The International Herald Tribune‘s art maven, Souren Melikian, gives a lusty and enthusiastic tour of TEFAF Maastricht’s myriad charms and delights.
The soaring fortunes of Surrealism over the last decade have not left many major paintings by leading artists of the movement lying undetected in dark corners — Max Ernst least of all after the remarkable retrospective of the artist’s oeuvre held at the Metropolitan Museum of Art in 2005 (IHT, April 16, 2005). Yet a “Landscape with Seashells,” signed by the master around 1927-28 remained unrecorded in a Paris collection which it entered shortly after its completion. It now hangs here, on the stand of the Galerie Berès of Paris, amidst a host of little-known Cubist works.

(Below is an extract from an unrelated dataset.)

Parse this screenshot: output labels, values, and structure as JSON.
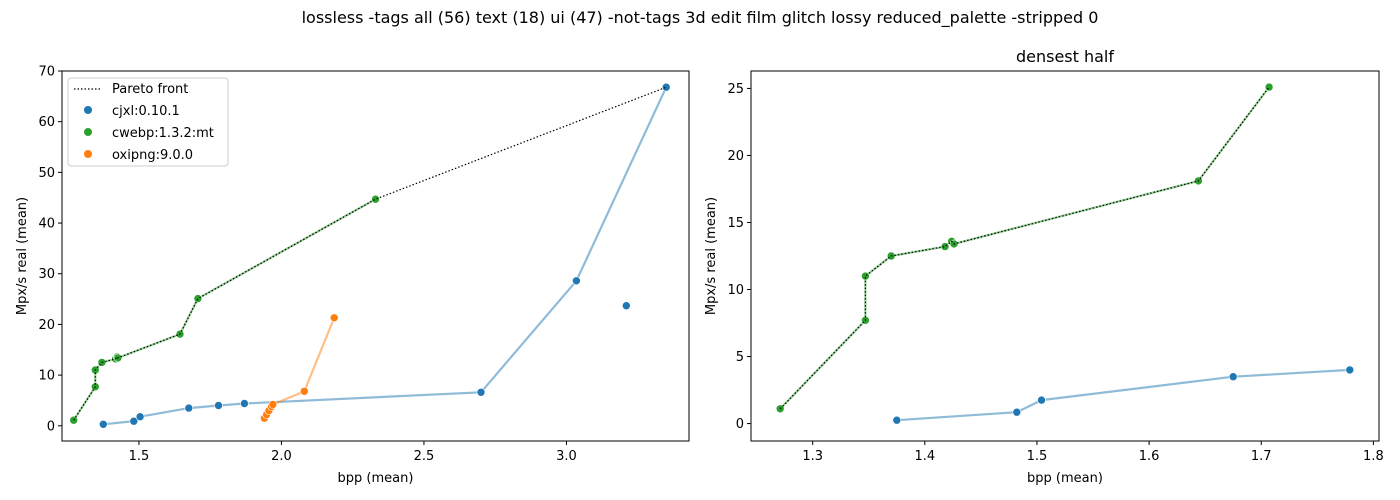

Next door, Jacques de la Béraudière of Geneva shows one of the finest pictures of the Paris school of Expressionist Abstractionism. This is a 1962 composition by Pierre Soulages — black bars at a slant, suggestive of wooden planks, cut across a blue and white ground. Further away, at Salis-Vertes of Salzburg, Austria, one of Maurice de Vlaminck’s great Fauve pictures dating from 1906 has turned up after a long absence from the market. In an unusually classical, well-constructed composition of an Île-de-France landscape, bold strokes of green, blue, white and green, and touches of bright carmine red, make the picture sing.